Simplicity Rules

November 25, 2019

Why do I keep my settings simple and not leverage the full power of digital painting software?

There are quite a few stark differences in the work process between different artists in digital painting. Some work with a few simple brushes and one layer or a few layers, others work with many complex brushes on one layer, while others go “all-out” and leverage the full power of digital painting software. These brave souls would use hundreds of brushes on hundreds of layers…. okay that last bit might be an exaggeration. The point is that there are many variations in the work process. These processes can be categorized into two camps; a process that is simple and is typically destructive, and a process that is non-destructive editing.

Let me take a few moments to explain the concept of destructive v non-destructive editing. Traditional painting is a destructive process. Once a person paints over his or her initial sketch, that sketch is gone forever. That is not like digital painting at all. In digital painting, one can keep their sketch up until the final product is complete. One can then decide in the end if they want to include the sketch in the final product or not. This is an example of non-destructive editing. Practically all the steps of the painting process are preserved so one can jump back and forth between the steps and “go back in time” if one needs to.

For an outsider who doesn’t know much about the painting process, it seems to them that the non-destructive process is the best process. It makes sense from a logical point of view. If one can keep all the steps of a painting process intact so one can go back and forth between all the steps, then every digital artist should have this process. The camp of “keeping it simple” shouldn’t even exist. Unfortunately, that is not the case. There are quite a lot of artists like me who find themselves more at home with the destructive process.

An illustration of my digital painting software settings.
I keep everything simple; a few brushes and one layer.

What can I say, it feels more natural to do everything in one layer. Even though using multiple layers offer the most flexibility, when it comes to blending the colors it works best if everything is in one layer. Trying to blend with multiple layers just doesn’t work well.

Now I’m not saying I don’t do multiple layers. In fact, during the initial editing process, I actually do have tons of layers. But at some point in time during the creation process, after I am happy with my layer tweaks, I would save a different file version and merge all the layers for me to work on. Saving a different file version is immensely important. Since I’m going to destroy all the layers I need to have a file copy with all the layers intact, so if ever I need to “go back in time” I can.

As for brush settings… well, I keep everything simple with that also. If one looks at the image above one can see I only have about five to seven brushes in my brushes docker. Out of these seven I rotate between two to three of these the majority of the time. That doesn’t mean I don’t enjoy using other brushes… I actually have settings for other brushes in case I need them for something specific. But as for the majority of the time, I’m painting, I’m only ever using those seven.

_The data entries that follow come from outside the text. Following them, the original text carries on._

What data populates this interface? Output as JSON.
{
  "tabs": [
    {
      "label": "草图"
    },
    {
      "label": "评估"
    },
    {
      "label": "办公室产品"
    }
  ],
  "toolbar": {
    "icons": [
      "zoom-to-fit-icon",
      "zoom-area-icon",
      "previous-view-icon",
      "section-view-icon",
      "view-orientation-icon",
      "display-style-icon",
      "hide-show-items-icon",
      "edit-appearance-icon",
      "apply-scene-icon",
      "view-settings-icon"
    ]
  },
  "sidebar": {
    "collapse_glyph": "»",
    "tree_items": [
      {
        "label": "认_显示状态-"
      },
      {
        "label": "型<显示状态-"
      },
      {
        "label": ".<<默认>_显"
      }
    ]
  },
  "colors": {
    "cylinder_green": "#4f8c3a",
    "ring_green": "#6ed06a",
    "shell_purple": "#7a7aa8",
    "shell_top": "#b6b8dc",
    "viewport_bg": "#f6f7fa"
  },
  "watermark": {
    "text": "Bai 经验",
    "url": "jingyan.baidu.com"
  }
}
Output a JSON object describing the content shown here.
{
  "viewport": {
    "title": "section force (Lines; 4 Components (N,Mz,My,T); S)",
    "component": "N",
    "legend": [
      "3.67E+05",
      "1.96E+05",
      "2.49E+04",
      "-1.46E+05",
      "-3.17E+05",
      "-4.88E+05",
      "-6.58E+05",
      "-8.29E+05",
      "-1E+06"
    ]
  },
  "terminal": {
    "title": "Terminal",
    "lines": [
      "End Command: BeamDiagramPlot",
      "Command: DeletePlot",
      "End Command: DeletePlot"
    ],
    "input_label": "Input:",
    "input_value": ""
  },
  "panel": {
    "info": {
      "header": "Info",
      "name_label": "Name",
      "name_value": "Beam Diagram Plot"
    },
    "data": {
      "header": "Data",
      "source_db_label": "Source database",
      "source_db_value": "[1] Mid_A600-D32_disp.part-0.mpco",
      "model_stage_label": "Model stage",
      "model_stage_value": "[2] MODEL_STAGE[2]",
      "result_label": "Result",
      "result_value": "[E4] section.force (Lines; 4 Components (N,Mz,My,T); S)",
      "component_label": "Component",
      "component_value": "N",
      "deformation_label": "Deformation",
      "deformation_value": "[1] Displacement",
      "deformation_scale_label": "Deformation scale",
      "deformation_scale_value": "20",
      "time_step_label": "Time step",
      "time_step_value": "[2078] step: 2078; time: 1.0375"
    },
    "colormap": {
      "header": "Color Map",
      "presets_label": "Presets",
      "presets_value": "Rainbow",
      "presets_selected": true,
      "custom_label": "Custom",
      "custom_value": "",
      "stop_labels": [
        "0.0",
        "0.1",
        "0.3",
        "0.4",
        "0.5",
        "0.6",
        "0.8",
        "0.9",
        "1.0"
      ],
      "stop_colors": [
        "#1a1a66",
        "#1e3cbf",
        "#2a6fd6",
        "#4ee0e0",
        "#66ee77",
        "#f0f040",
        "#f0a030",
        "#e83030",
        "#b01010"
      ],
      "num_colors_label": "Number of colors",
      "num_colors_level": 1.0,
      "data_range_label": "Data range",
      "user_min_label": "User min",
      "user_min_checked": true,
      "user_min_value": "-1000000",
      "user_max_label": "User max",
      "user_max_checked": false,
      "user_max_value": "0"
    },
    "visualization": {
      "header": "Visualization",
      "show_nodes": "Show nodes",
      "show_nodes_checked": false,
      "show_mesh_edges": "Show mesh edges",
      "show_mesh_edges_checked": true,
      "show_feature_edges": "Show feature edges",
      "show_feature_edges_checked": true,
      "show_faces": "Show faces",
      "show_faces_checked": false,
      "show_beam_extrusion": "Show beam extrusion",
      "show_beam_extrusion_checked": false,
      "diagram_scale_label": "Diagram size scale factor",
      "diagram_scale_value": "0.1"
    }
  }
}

If you’re a beginner in digital painting you might not find yourself in a camp yet. You might find yourself experimenting between one layer or multiple layers or a few brushes v many brushes. But as time goes on you will definitely find yourself in one camp for sure. There is really no right or wrong as to which camp you end up with. There are pros and cons to working with either style. So long as you feel comfortable with one then that is all the really matters.